Die Forderungen nach einem Umgang mit Verlusten und Schäden (loss and damage oder L&D) durch den Klimawandel werden immer schriller. Das ist ein Resultat des Nicht-Handelns der letzten 30 Jahre, erklärt Harjeet Singh vom Climate Action Network International.

Wer zahlt den Wiederaufbau?

Laut Professor Michael Collyer ist der Bereich von Verluste und Schäden (Loss & Damage) der Bereich, in dem die Klimakonvention UNFCCC versucht, einige der Forderungen nach Klimagerechtigkeit gerecht werden kann.

Doch im Moment sind am wenigsten entwickelte Länder (LDCs) selber für die Finanzierung des Wiederaufbaus und ihrer Verluste verantwortlich.

Beispielsweise wurde Mosambik 2019 vom Zyklon Idai erschüttert. Man bezifferte die Schäden auf die Hälfte des Staatshaushalts des Landes. Weil die Vereinten Nationen bis jetzt nur rund die Hälfte des $620 Millionen schweren humanitären Appells finanzieren konnten, musste sich Mosambik an den Internationalen Währungsfond (IWF) wenden und ein Darlehen in Höhe von $118 Millionen aufnehmen. Mosambik musste mit dem Wiederaufbau beginnen und konnte nicht warten.

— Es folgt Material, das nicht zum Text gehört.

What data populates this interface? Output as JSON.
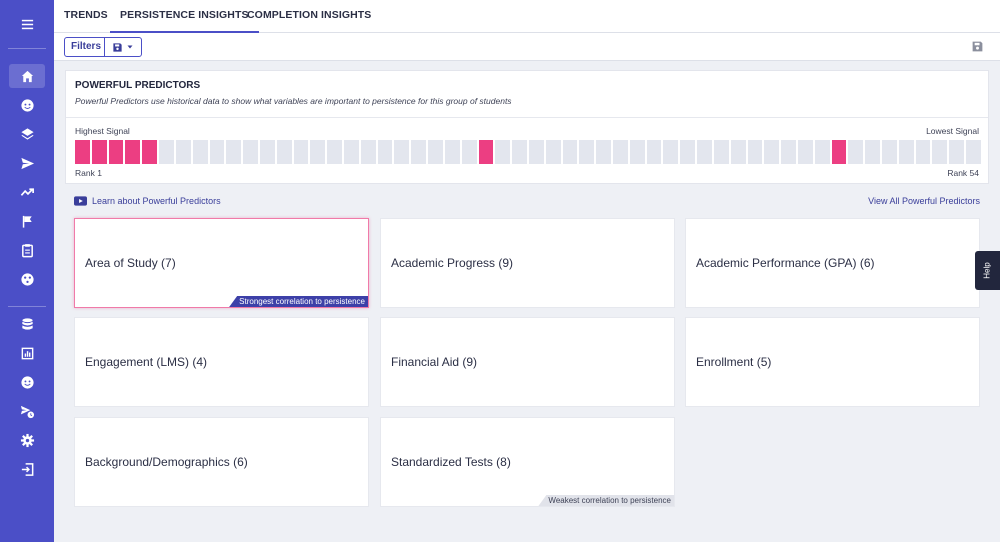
{
  "tabs": [
    "TRENDS",
    "PERSISTENCE INSIGHTS",
    "COMPLETION INSIGHTS"
  ],
  "toolbar": {
    "filters_label": "Filters"
  },
  "panel": {
    "title": "POWERFUL PREDICTORS",
    "description": "Powerful Predictors use historical data to show what variables are important to persistence for this group of students",
    "highest_label": "Highest Signal",
    "lowest_label": "Lowest Signal",
    "rank_first": "Rank 1",
    "rank_last": "Rank 54",
    "highlighted_ranks": [
      1,
      2,
      3,
      4,
      5,
      25,
      46
    ],
    "total_ranks": 54
  },
  "links": {
    "learn": "Learn about Powerful Predictors",
    "view_all": "View All Powerful Predictors"
  },
  "cards": [
    {
      "label": "Area of Study (7)",
      "tag": "Strongest correlation to persistence"
    },
    {
      "label": "Academic Progress (9)"
    },
    {
      "label": "Academic Performance (GPA) (6)"
    },
    {
      "label": "Engagement (LMS) (4)"
    },
    {
      "label": "Financial Aid (9)"
    },
    {
      "label": "Enrollment (5)"
    },
    {
      "label": "Background/Demographics (6)"
    },
    {
      "label": "Standardized Tests (8)",
      "tag": "Weakest correlation to persistence"
    }
  ],
  "help_label": "Help",
  "colors": {
    "accent": "#4b4fc7",
    "highlight": "#ec3e82",
    "sidebar": "#4b4fc7"
  }
}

Doch dies erhöht den Schuldenberg dieser Länder weiter. Dr. Faiza Shaheen von der New York University in den USA hat berechnet, dass rund 53 % der UN-Mitgliedstaaten Gefahr laufen, ihre öffentlichen Ausgaben zu kürzen, da sie ihre Schulden nicht länger schultern können. Viele Länder geben bereits mehr für die Rückzahlung von Schulden aus als für die Gesundheitsversorgung. Etliche Länder mussten Kredite aufnehmen, um Impfstoffe zu bezahlen.

Wer beziffert die Schäden?

Neben der gerechten Verteilung der Kosten des Klimawandels, wird eine zweite Frage immer unvermeidlicher: Was sind die Kosten? Wie beziffert man die Verluste und Schäden? Dr. Sonja Ayeb-Karlsson hat mit der Regierung in Vietnam zusammengearbeitet, die ein System zur Messung von L&D entwickelt hat. Ein Problem, das sie dabei hatten, waren die nicht-ökonomischen Verluste und Schäden. Es ist leicht, den Verlust einer Kuh oder eines Hauses zu berechnen. Schwieriger ist es, Dinge zu messen, die nicht wirklich in Geld gemessen oder bewertet werden können. Sie unterteilen diese Verluste in Leben (Wohlbefinden, Mobilität usw.), Gesellschaft (Kultur, traditionelles Wissen usw.) und Umwelt (Ökosystemleistungen usw.). Ein Mann in Bangladesch teilte Dr. Ayeb-Karlsson immer wieder mit, dass er alles Geld der Welt bekommen könnte, aber das würde nicht ausreichen, um ihn für den Verlust seiner Heimat zu entschädigen.